Hay personas con una inteligencia extraordinaria, grandes ideas y sueños inmensos. Sin embargo, muchas veces esas personas nunca alcanzan sus metas. ¿La razón? Les faltó disciplina.
La disciplina es la decisión de seguir adelante incluso cuando no hay ganas. Es levantarse temprano cuando el cuerpo pide seguir durmiendo. Es estudiar cuando la mente busca excusas. Es trabajar en nuestros proyectos aunque los resultados todavía no aparezcan.
Muchas veces creemos que necesitamos más motivación para empezar. Pero la motivación es pasajera. Hoy puede estar presente y mañana desaparecer. La disciplina, en cambio, permanece. Es un compromiso con nosotros mismos.
He aprendido que los grandes cambios no ocurren de un día para otro. Se construyen con pequeñas acciones repetidas durante semanas, meses e incluso años. Un libro se escribe una página a la vez. Un negocio crece un cliente a la vez. Una vida cambia una decisión a la vez.

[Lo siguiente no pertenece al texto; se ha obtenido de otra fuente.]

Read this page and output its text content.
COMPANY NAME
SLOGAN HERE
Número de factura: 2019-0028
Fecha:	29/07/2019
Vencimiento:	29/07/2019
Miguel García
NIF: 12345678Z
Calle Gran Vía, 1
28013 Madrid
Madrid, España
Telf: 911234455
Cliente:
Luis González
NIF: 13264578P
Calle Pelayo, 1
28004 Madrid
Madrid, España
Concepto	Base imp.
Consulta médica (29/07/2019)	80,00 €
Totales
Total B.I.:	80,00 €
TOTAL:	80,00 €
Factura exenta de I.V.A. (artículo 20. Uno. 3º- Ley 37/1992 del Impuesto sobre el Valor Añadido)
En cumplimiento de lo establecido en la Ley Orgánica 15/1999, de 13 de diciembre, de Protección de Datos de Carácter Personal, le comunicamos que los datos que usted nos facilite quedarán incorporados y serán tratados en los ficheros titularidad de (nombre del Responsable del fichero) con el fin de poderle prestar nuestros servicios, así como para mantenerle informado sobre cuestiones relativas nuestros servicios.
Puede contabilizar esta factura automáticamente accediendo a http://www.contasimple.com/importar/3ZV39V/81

Todos tenemos días difíciles. Días en los que sentimos que no avanzamos. Días en los que pensamos en rendirnos. Pero precisamente en esos momentos es cuando la disciplina demuestra su verdadero valor. Continuar cuando nadie nos obliga es lo que fortalece el carácter.
No esperes sentirte preparado para comenzar. Comienza y prepárate en el camino. No esperes el momento perfecto, porque probablemente nunca llegará. El mejor momento para avanzar siempre será hoy.
Recuerda: el éxito no pertenece únicamente a los más talentosos. Muchas veces pertenece a quienes fueron capaces de mantenerse firmes cuando otros abandonaron.
Reflexión final: Cada día tienes dos opciones: acercarte un paso más a tus sueños o alejarte de ellos con las excusas. La decisión siempre estará en tus manos.